La Bourse de sécurité familiale couvre principalement les dé­penses alimentaires des ménages bénéficiaires. Selon les résultats de l’étude qualitative et prospective du Programme national de bourse de sécurité familiale au Sénégal (Pnbsf) rendus pu­bli­ques hier, les dépenses alimentaires arrivent en tête dans l’utilisation de la Bourse familiale. Cette somme de 25 mille francs Cfa, reçue tous les trois mois et jugée très modique par certains, a permis tout de même une amélioration des revenus et de la sécurité alimentaire des ménages bénéficiaires. «Ils parviennent grâce à cette bourse d’assurer et d’améliorer les trois repas quotidiens au moins durant les 20 premiers jours du paiement», révèle Sambou Ndiaye de l’Initiative prospective agricole et rurale (Ipar).
Elle constitue 1/5 des sources de revenus chez certains ménages. En période de soudure, elle constitue 80% des sources de revenus et presque l’unique sour­ce dans d’autres familles, sou­tient M. Ndiaye. L’étude montre également que suivant le moment du paiement, la bourse peut contribuer à soulager certaines dépenses urgentes de santé et d’éducation que les ménages ne pouvaient pas assurer avant. La bourse réduit ainsi la vulnérabilité des ménages, l’endettement et la dépendance à des ménages plus nantis. Mais de l’avis du chercheur, l’accès à la santé et à l’éducation reste ce­pendant une préoccupation ma­jeure pour ces ménages. Or dans ces objectifs, le Pnbsf avait mis l’accent sur l’éducation des jeunes pour, à long terme, interrompre la transmission intergénérationnelle de la pauvreté. Le programme aura du mal à atteindre cet objectif, car «la prégnance des besoins alimentaires et la vulnérabilité des familles et aussi le montant limité de la bourse ne permettent pas aux bénéficiaires de financer l’éducation des enfants».

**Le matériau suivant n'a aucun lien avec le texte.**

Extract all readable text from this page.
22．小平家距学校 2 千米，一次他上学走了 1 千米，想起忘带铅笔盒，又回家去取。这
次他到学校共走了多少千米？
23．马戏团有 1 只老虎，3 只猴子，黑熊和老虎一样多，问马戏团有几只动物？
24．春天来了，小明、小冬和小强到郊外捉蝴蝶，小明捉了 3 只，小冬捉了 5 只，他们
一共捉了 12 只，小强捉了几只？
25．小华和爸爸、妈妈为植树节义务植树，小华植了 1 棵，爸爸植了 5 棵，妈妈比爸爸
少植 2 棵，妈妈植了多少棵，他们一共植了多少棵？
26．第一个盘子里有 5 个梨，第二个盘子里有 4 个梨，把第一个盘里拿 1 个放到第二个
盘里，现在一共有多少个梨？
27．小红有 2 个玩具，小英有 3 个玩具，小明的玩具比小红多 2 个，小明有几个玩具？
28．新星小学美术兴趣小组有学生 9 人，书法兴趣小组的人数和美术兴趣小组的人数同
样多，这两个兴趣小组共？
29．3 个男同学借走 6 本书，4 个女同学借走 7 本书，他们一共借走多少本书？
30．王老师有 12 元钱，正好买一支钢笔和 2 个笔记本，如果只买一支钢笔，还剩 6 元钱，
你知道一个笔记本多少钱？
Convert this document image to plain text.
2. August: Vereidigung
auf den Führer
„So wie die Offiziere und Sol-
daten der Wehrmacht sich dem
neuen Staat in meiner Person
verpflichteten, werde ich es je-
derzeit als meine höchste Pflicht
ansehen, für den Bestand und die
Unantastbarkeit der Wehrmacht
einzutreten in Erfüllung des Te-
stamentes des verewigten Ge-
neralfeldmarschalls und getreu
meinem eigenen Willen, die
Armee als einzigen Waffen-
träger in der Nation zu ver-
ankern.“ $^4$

Cette étude montre également que les ménages bénéficiaires ne développent pas encore des activités productives. «La bourse a eu très peu d’effets d’entraînement sur les capacités productives et la réinsertion socio-économique des ménages pauvres», indique le Professeur Ndiaye.

La bourse n’assure pas un accès à l’éducation
Pour les défis de mise en œuvre, l’évaluation du Pnbsf montre un manque de transparence du ciblage, l’absence d’informations envers les populations pré-identifiées par le registre national unique, mais non bénéficiaires. «Des manquements qui souvent sont sources de conflits entre les ménages, mais également entre les ménages et les autorités légales», relève le consultant.
Pour plus d’impact de cette politique de protection sociale, les bénéficiaires demandent un appui à l’investissement productif. Elles souhaitent, en priorité, recevoir un appui pour renforcer leur accès à l’alimentation, l’éducation et la santé. La déléguée générale à la Protection sociale et à la solidarité nationale, venue présider la rencontre, a reconnu l’existence de contraintes dans la mise en œuvre du Pnbsf, notamment des erreurs dans le ciblage communautaire, le paiement difficile dans les zones reculées. «Tous ces problèmes sont en train d’être résolus. Un travail de toilettage a été fait. La Poste s’est déplacée dans des zones éloignées pour améliorer les conditions de paiement», assure Dr Anta Sarr Diacko.
Cette étude intervient à la troisième année de mise en œuvre du Programme national de bourse de sécurité familiale avec 450 mille ménages enrôlés. Elle s’est faite dans les localités de Ouadiour, Patar Lia, Somb, Loumbal Keli, dans la région de Fatick et Missirah, Hamdalaye, Dialacoto, dans la région de Tambacounda, avec plus de 200 ménages interrogés.